Green and Scalable Template-Free Strategy to Fabricate Honeycomb-Like Interconnected Porous Micro-Sized Layered Sb for High-Performance Potassium Storage.

The tremendous volume change and severe pulverization of micro-sized Sb anode generate no stable capacity in potassium-ion batteries (PIBs). The honeycomb-like porous structure provides free spaces to accommodate its volume expansion and offers efficient ion transport, yet complex synthesis and low yield limits its large-scale application. Here, a green, scalable template-free method for designing a 3D honeycomb-like interconnected porous micro-sized Sb (porous-Sb) is proposed. Its honeycomb-like porous formation mechanism is also verified. Under hydrothermal conditions, Sb reacts with water and dissolved oxygen in water, undergoing non-homogeneous and continuous corrosion at grain boundaries, and producing soluble H 2 Sb 2 O 6 (H 2 O), which regulates the porous structure of Sb by controlling reaction time.

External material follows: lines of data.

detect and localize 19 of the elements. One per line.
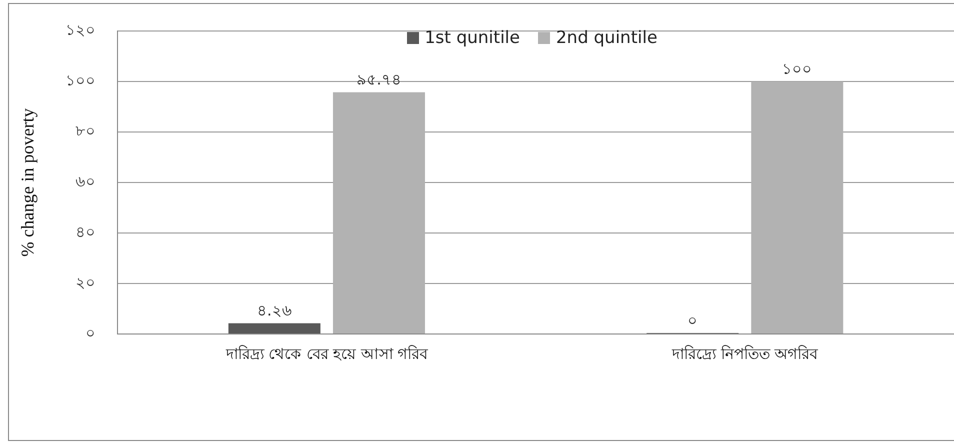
- bar: [332, 92, 425, 334]
- legend-label: 2nd quintile: [554, 28, 658, 48]
- bar: [751, 82, 844, 334]
- y-tick-label: ২০: [76, 273, 96, 292]
- y-axis-title: % change in poverty: [18, 108, 38, 257]
- x-tick-label: দারিদ্র্য থেকে বের হয়ে আসা গরিব: [224, 344, 429, 363]
- legend-label: 1st qunitile: [424, 28, 520, 48]
- bar: [228, 323, 320, 334]
- y-tick-label: ৪০: [76, 222, 96, 241]
- y-tick-label: ০: [86, 324, 96, 342]
- y-tick-label: ৮০: [76, 122, 96, 140]
- data-label: ০: [688, 311, 698, 330]
- x-tick-label: দারিদ্র্যে নিপতিত অগরিব: [671, 344, 819, 363]
- y-tick-label: ১০০: [66, 71, 96, 90]
- y-tick-label: ১২০: [66, 20, 96, 39]
- data-label: ৯৫.৭৪: [356, 70, 402, 89]
- y-tick-label: ৬০: [76, 172, 96, 190]
- data-label: ১০০: [782, 60, 812, 78]
- data-label: ৪.২৬: [257, 302, 292, 320]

Benefiting from its porous structure and micron size, porous-Sb anode displays large gravimetric and volumetric capacities with 655.5 mAh g -1 and 2,001.9 mAh cm -3 at 0.05 A g -1 and superior rate performance of 441.9 mAh g -1 at 2.0 A g -1 in PIBs. Furthermore, ex situ characterization and kinetic analysis uncover the small volume expansion and fast K + reaction kinetics of porous Sb during potassiation/depotassiation, originating from its large electrolyte contact area and internal expansion mechanism. It verifies a green, scalable template-free strategy to construct honeycomb-like porous metals for energy storage and conversion.